I think that video essays can be an effective form of communicating a perspective. I feel that adding images to text gives the viewer a reference for the message. Moving images will only further explain the argument a person is trying to make. When words are combined with text, sound, graphics, and video the viewer is allowed to be fully immersed. It helps that when you are making an argument with a film that the person labels the different aspects of what the viewer is watching. In the video essay on 12 Angry Men, a person without any prior knowledge can understand the point the creator is making easily. I felt that is was also helpful that the creator put her main arguments in narration and in the text to ensure the viewer was clear about her argument.

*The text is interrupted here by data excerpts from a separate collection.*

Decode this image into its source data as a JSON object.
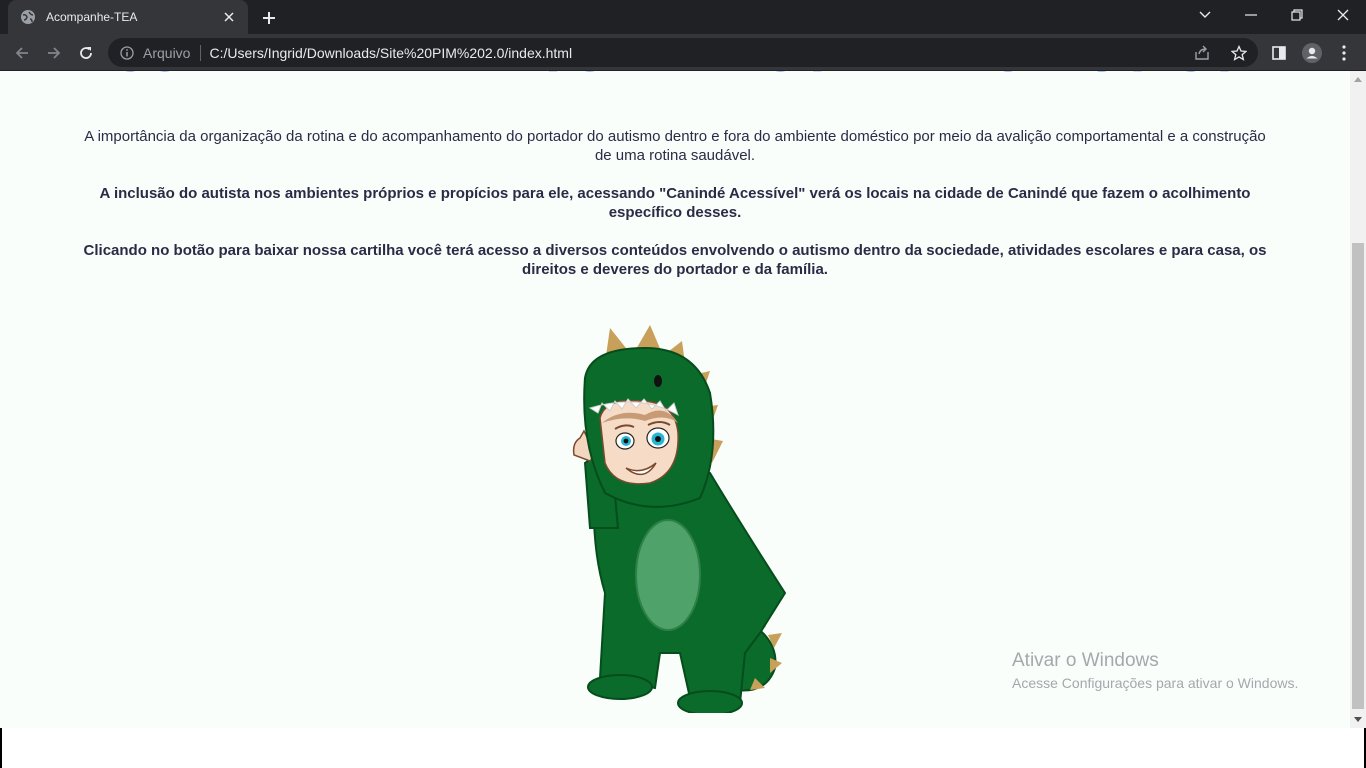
{
  "browser": {
    "tab_title": "Acompanhe-TEA",
    "scheme_label": "Arquivo",
    "url": "C:/Users/Ingrid/Downloads/Site%20PIM%202.0/index.html"
  },
  "page": {
    "heading": "ACOMPANHAMENTO NA ROTINA DO AUTISTA",
    "paragraph_1": "A importância da organização da rotina e do acompanhamento do portador do autismo dentro e fora do ambiente doméstico por meio da avalição comportamental e a construção de uma rotina saudável.",
    "paragraph_2": "A inclusão do autista nos ambientes próprios e propícios para ele, acessando \"Canindé Acessível\" verá os locais na cidade de Canindé que fazem o acolhimento específico desses.",
    "paragraph_3": "Clicando no botão para baixar nossa cartilha você terá acesso a diversos conteúdos envolvendo o autismo dentro da sociedade, atividades escolares e para casa, os direitos e deveres do portador e da família."
  },
  "watermark": {
    "line1": "Ativar o Windows",
    "line2": "Acesse Configurações para ativar o Windows."
  },
  "colors": {
    "heading": "#4f78e5",
    "text": "#2c2b46",
    "page_bg": "#f9fefb",
    "chrome_dark": "#202124",
    "chrome_toolbar": "#35363a"
  }
}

When we combine sensory inputs we are only increasing our effectiveness.
I would begin writing a video essay by creating an outline of my argument or ideas. Once I fleshed out my script I would create a shot list that was written on the timeline of the script. I would then bold any text that I would want to appear in the video. After I compile the footage into the video I would record the audio. After breaking up the audio into sections I would add them to the video to test the timing and effectiveness. I would then add in the text and align it with when the words are spoken. During the editing process, I would test the video solely listening to the audio or muting of the audio and only looking at the video to test its effectiveness.
My final project idea is a narrative story using split screens. I want to showcase how attitude can determine how the day will unfold. The class modules I am exploring in this project is spatial montage and continuity. To shoot this video I will need to arrange a time with my actors and plan a shot list with locations around downtown Portland.